To fully grasp the claims, one must revisit the catastrophic market conditions of June 2022. The collapse of the Terra/LUNA ecosystem a month prior had sent a shockwave of contagion through the crypto markets, creating a liquidity crisis. For traders, this was a period of unprecedented volatility. The price of Bitcoin (BTC), for instance, cratered from approximately $31,500 at the start of June to a low of $17,700 by June 18, 2022. Similarly, Ethereum (ETH) plunged from over $1,900 to below $900 in the same timeframe. For a highly leveraged entity like 3AC, which had reportedly taken massive long positions across the market, this price action was fatal. Any firm holding long derivatives or crypto assets with borrowed capital faced immediate margin calls and forced liquidations. This context supports FTX's narrative that 3AC's strategy was untenable in the face of such a dramatic market downturn, making its collapse an inevitability driven by market forces, not specific actions by the exchange.

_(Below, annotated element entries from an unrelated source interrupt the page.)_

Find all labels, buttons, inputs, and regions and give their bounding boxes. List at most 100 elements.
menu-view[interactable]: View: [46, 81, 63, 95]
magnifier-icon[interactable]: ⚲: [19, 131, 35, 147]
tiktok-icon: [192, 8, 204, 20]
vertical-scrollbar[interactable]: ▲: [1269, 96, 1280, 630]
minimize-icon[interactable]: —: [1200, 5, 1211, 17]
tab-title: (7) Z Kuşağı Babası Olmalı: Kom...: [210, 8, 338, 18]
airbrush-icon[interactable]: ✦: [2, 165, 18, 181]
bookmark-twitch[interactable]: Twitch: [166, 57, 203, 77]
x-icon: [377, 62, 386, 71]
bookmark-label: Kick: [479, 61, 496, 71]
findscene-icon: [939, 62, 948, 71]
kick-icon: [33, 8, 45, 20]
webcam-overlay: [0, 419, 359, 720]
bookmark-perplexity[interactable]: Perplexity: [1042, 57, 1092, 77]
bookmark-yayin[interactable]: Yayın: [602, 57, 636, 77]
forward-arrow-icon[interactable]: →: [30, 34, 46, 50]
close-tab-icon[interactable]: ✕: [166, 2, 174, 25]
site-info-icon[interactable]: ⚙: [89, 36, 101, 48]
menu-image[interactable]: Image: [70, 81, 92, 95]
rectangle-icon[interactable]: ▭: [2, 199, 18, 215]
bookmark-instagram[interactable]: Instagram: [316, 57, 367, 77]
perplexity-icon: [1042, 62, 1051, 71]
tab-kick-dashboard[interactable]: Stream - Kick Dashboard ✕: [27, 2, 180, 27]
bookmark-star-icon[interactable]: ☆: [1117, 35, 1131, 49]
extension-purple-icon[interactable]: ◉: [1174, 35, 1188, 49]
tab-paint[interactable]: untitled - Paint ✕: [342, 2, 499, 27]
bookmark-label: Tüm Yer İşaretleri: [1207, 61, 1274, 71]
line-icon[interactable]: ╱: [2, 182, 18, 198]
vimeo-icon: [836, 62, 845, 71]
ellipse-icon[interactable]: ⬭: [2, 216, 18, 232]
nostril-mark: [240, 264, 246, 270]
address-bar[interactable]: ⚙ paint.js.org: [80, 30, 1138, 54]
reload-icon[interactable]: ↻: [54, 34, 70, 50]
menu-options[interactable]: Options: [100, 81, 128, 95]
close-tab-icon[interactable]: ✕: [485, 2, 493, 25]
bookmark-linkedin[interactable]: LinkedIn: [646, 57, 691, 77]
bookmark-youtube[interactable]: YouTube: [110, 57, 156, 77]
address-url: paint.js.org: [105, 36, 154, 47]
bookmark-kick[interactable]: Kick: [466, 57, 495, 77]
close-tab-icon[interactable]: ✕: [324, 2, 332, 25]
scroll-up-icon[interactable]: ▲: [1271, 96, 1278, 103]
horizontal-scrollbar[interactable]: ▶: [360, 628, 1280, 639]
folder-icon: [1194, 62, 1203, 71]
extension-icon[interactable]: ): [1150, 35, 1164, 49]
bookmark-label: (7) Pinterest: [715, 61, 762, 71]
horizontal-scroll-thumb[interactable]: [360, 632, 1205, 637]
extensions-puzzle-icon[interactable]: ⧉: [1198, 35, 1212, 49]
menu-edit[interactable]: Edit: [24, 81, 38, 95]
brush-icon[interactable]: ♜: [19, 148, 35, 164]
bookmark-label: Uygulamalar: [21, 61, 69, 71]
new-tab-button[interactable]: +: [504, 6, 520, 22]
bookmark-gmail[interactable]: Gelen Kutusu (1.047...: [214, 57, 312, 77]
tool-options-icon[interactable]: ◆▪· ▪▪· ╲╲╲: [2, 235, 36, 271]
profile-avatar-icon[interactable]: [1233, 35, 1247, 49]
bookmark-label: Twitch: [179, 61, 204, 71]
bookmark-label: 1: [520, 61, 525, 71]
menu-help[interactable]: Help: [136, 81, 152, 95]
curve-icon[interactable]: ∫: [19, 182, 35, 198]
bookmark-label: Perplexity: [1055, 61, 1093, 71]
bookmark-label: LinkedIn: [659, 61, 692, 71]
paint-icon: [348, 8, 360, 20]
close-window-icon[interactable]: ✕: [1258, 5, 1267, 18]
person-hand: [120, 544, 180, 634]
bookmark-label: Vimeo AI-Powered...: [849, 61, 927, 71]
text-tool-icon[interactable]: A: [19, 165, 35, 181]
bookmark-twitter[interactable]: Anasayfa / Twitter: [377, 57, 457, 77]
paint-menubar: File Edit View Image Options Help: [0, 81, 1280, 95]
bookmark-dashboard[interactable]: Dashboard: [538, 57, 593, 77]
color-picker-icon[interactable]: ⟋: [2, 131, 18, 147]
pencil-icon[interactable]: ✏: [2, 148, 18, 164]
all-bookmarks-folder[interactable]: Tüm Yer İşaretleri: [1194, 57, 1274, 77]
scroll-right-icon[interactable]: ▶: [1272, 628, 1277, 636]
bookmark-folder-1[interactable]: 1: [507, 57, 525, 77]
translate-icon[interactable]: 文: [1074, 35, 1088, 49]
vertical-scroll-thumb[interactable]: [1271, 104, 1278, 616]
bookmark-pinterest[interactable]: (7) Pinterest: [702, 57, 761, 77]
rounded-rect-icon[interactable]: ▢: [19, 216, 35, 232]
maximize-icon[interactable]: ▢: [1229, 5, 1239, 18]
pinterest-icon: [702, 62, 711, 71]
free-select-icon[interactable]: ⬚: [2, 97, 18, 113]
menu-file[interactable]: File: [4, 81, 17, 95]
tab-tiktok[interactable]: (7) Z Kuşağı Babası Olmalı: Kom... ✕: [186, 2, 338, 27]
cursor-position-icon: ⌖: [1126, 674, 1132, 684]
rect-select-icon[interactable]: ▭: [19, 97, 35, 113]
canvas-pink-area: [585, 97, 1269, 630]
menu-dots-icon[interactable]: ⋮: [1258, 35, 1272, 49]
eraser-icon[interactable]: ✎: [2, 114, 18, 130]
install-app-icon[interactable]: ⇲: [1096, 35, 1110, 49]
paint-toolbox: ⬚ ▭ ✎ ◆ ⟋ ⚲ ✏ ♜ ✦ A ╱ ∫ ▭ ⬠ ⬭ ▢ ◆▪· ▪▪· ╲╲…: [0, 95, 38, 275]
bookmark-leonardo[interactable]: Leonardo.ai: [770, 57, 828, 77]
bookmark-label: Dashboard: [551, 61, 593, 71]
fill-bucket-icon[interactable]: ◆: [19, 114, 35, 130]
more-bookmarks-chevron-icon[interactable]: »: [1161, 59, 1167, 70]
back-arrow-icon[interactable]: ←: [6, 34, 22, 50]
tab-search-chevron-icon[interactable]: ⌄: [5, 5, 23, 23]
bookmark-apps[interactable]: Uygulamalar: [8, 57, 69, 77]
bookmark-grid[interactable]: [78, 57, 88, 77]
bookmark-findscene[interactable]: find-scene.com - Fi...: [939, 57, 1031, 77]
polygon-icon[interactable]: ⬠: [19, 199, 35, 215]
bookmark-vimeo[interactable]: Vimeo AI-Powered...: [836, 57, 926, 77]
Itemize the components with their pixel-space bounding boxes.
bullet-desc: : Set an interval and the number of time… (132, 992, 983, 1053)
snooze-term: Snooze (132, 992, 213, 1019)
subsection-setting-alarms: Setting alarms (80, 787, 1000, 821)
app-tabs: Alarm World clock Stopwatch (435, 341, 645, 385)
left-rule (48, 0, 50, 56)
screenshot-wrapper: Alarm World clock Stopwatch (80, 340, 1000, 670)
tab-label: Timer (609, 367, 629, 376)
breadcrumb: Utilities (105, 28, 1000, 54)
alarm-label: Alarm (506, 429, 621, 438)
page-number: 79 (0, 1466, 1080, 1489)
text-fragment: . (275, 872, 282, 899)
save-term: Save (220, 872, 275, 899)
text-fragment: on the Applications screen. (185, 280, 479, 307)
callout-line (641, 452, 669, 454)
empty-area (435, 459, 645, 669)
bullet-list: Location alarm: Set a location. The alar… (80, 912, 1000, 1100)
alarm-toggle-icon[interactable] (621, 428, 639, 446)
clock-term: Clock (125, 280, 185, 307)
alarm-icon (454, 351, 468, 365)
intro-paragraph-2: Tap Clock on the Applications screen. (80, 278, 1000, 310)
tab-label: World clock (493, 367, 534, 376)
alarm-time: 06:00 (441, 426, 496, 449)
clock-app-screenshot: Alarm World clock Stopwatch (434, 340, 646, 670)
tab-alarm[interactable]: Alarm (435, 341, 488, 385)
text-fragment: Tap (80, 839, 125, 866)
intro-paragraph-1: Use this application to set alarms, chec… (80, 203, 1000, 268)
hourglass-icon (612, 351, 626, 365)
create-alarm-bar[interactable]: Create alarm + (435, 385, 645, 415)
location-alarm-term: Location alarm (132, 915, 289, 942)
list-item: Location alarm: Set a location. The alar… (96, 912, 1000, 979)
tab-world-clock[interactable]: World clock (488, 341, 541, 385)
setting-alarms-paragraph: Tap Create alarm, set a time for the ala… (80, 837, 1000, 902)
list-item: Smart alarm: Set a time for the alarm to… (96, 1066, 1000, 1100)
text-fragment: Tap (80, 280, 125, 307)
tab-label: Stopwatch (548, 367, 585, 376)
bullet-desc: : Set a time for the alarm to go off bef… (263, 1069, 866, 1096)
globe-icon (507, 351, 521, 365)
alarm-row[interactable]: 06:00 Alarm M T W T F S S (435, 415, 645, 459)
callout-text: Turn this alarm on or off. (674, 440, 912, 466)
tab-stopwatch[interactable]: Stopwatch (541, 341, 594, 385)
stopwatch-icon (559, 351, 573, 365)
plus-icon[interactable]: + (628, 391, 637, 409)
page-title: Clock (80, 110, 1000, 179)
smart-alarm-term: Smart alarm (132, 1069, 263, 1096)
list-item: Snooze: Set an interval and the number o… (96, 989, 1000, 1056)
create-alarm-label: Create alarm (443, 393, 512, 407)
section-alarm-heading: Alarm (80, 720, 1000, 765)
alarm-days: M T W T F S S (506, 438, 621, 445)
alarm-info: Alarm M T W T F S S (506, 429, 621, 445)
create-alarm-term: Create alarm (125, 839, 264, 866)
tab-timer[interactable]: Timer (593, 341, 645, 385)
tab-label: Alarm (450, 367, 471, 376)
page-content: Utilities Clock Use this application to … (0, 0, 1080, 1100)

Implications for Creditors and the Broader Crypto Market



The outcome of this $1.53 billion dispute has direct and tangible consequences for the market today. The FTX bankruptcy estate is in the process of liquidating its assets to repay creditors, having already begun distributions in May 2024. If FTX successfully voids 3AC's claim, that $1.53 billion remains within the estate, increasing the recovery percentage for all other customers and creditors. Conversely, if 3AC's claim is upheld, it will significantly dilute the pool of available funds. This legal wrangling impacts the perceived value of FTX claims being traded on secondary markets. It also relates to the estate's ongoing management of its vast crypto holdings, which have included the strategic selling of billions of dollars worth of assets like Solana (SOL) and other tokens. A smaller claims pool simplifies the estate's path to maximizing creditor returns. This battle underscores a crucial lesson in counterparty risk. It reveals that even before its own public implosion in November 2022, FTX's internal operations and dealings with major clients were fraught with issues that are still being untangled years later. For traders, it’s a stark reminder of the opacity of centralized platforms and the hidden risks that can surface long after the fact. All eyes will now be on the July 11 deadline for 3AC to file its objection, leading up to a pivotal court hearing scheduled for August 12.